Single gene mutation can cause Fragile X Syndrome
Mutations in a single gene can produce the complex cognitive deficits characteristic of Fragile X Syndrome.
Washington: Scientists have found how mutations in a single gene can produce the complex cognitive deficits characteristic of Fragile X Syndrome, the most common inherited form of intellectual disability.
As the majority of patients with Fragile X Syndrome also display autism-like symptoms, the findings offer hope for treating both conditions.
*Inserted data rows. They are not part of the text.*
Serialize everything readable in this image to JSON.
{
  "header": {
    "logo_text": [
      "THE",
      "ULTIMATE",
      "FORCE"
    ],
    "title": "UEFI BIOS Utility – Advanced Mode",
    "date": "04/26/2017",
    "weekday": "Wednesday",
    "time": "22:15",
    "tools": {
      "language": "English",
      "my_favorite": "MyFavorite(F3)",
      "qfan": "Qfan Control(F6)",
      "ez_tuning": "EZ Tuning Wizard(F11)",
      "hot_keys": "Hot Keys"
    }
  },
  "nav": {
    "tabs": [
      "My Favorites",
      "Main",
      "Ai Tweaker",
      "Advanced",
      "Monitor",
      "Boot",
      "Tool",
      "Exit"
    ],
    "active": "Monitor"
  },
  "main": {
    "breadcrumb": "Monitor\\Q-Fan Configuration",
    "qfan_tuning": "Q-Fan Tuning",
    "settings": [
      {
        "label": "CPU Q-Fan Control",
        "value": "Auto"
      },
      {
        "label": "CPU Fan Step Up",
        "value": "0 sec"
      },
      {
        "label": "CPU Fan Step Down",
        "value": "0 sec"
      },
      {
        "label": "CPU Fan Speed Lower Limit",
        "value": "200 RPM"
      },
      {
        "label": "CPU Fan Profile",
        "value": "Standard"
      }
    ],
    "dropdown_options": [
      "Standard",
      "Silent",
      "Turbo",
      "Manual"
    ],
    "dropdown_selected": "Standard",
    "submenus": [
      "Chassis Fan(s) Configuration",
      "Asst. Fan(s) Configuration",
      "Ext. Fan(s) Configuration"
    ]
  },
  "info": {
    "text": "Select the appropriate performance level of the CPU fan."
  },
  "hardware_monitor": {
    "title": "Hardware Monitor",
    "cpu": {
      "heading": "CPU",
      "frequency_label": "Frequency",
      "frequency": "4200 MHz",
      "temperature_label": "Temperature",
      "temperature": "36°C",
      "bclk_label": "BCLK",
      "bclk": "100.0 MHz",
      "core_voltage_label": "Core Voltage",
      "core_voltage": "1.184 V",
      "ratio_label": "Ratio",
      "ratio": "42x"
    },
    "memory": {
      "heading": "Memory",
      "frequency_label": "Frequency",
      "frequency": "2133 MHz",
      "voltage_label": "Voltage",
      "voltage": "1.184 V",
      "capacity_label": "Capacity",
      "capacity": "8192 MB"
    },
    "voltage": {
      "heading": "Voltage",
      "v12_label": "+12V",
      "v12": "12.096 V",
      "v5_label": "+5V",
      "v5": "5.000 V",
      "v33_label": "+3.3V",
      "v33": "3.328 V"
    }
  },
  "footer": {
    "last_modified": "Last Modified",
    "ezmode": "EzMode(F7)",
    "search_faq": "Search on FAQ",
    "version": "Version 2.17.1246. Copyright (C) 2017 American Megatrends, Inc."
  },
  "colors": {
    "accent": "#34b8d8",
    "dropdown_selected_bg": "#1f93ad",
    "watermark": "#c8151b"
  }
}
Their study defines a set of messenger RNA (mRNA) molecules that the Fragile-X mental retardation protein (FMRP) binds in the brains of mice.
Many of these mRNAs encode proteins that function at neurons’ connection points.
When properly bound, FMRP prevents the translation of these mRNAs into proteins until the time is right.
“By understanding for the first time the direct targets of FMRP and its actions, we open up a whole world of potential avenues for therapies designed to make kids with Fragile X or autism better,” said Robert Darnell, a Howard Hughes Medical Institute investigator at The Rockefeller University.
Further experiments suggest that FMRP acts as a “brake,” reversibly stalling ribosomes after they bind mRNA.
Robert Darnell likened FMRP to the nozzle at the end of a hose.
It allows the mRNA transcripts to be loaded with ribosomes in the locations where they will be needed, and when the time is right, bursts of translation (protein synthesis) can occur.
That sort of tight control is likely to be critical for the formation and plasticity of neural connections, the cellular foundation for learning and memory.
Their basic scientific discoveries suggest two different overall strategies for treating Fragile X Syndrome: by lowering the activity of particular proteins normally kept under wraps by FMRP or by replacing FMRP`s ability to stall ribosomes.
The finding was reported in the July 22nd issue of the journal Cell.